Being of mixed race, Canady says her own politics has influenced her to write this play as well. As an Afro-Caribbean American, she is comfortable in her skin. She doesn’t choose one race over the other, she says. However, she relates more to being black, but often questions what it that means.

“It’s a lived thing, a cultural thing. Another element in the play that is thrown in your face [is] particularly what it means to be a black woman and the politics that go along with that. What it is to be a darker skinned black women, and a lighter skinned black woman, you know, and what comes with that. As a browned skinned women with ‘good hair, ’ I get certain privileges or certain [acting] roles. I get asked all the time ‘what are you?’ Having my identity always questioned and on the table, I decided to write about it in the play. Everyone’s identities are questioned. All of the characters and how they relate to black women are all very different. Some are negative and some are positive. Some use black women to justify their own actions. It’s a play that looks at where black women would be ten years from now if we keep going the same way we are going in the media. It focuses on the image of black women throughout history and how we all play a role in it.”

In crafting what I feel is a well-written play, Marjuan Canady used television and people-watching on the subway to help her form her characters.

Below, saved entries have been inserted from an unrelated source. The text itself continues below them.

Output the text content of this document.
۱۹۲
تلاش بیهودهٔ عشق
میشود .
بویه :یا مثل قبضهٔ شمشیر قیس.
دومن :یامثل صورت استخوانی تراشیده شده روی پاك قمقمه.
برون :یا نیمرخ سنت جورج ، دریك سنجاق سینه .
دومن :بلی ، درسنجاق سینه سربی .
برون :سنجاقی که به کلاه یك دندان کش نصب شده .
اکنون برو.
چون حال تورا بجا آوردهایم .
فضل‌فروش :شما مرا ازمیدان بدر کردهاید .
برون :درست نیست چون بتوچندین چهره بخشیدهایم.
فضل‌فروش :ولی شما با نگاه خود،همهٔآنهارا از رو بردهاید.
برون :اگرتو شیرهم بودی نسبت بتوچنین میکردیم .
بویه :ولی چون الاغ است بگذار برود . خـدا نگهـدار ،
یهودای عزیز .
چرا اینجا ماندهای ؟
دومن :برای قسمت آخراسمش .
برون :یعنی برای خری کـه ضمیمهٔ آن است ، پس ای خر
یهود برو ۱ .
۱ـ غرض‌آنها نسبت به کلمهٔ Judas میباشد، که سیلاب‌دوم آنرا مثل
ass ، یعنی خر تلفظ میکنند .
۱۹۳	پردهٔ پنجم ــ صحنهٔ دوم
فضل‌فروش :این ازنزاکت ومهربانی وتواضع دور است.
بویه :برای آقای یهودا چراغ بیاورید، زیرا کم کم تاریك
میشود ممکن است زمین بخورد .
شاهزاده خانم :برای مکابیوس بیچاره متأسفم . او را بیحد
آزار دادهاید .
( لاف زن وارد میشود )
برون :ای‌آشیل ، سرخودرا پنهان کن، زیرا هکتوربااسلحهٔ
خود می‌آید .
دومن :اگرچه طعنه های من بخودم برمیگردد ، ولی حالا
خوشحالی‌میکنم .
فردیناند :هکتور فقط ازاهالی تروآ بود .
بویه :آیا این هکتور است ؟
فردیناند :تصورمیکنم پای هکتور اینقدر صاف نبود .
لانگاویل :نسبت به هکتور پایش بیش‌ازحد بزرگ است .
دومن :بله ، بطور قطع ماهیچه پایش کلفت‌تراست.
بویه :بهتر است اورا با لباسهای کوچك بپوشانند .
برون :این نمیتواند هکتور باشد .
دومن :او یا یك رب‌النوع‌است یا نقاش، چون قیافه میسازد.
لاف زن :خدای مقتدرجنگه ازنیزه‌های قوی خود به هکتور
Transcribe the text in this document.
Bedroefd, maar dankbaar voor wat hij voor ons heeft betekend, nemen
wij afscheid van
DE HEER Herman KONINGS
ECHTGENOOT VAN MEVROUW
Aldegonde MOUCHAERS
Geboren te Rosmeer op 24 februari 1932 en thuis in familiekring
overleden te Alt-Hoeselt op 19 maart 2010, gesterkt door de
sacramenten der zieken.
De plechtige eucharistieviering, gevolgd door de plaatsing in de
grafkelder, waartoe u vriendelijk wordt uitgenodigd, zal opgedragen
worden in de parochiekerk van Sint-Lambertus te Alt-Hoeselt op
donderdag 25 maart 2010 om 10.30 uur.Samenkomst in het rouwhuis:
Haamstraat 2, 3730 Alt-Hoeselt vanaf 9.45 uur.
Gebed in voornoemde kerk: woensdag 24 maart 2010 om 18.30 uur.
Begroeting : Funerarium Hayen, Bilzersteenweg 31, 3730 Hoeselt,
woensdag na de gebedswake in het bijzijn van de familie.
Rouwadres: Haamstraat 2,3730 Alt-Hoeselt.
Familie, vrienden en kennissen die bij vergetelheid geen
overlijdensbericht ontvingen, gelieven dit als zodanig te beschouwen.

In addition to that, Director/playwright Noelle Ghoussani, simply, but brilliantly staged this production and helped with developing the through-line of the story to connect all of the characters. The production also integrates multimedia videos, allowing smooth transitions and aiding to the commentary of women in the media by allowing the audience to see young women in the act; making women question why they objectify themselves.

“I used a lot of social gazing and improv; asking myself a lot of questions. I also used a lot of material that came from actual women auditioning for rapper/producer Diddy and Plies. Even from my own experiences of some of the things they ask in the audition room. [Requests] like ‘do your tricks’ or ‘take your shirt off,’ … just the degradation that goes with putting yourself out there as a woman.”

Marjuan’s future plans are to target three main audiences: the community centers-to foster more dialogue for people who can’t really afford to get into theater; colleges – to go on a college tour to perform for students and have dialogue in hopes that young people will be a little more active in talking about issues that are important and stand out to them; and going to different festivals to continue receiving commercial appeal. Marjuan also plans to work with the Bronx Brotherhood project, a small non-for-profit organization that works with Black and Latino male teenagers. Her hope is to perform the play and open discussions about what it means to be a man and have relationships play a part in their identities, as well as to discuss sexism.
From the writing and media, to the directing and acting, Marjuan Canady’s play, “Girl’s, Girl’s Girl’s,” delivers engaging storytelling with wonderful characters that we are all probably very familiar with and can most assuredly relate too. All of these things definitely make for first rate theatre experience.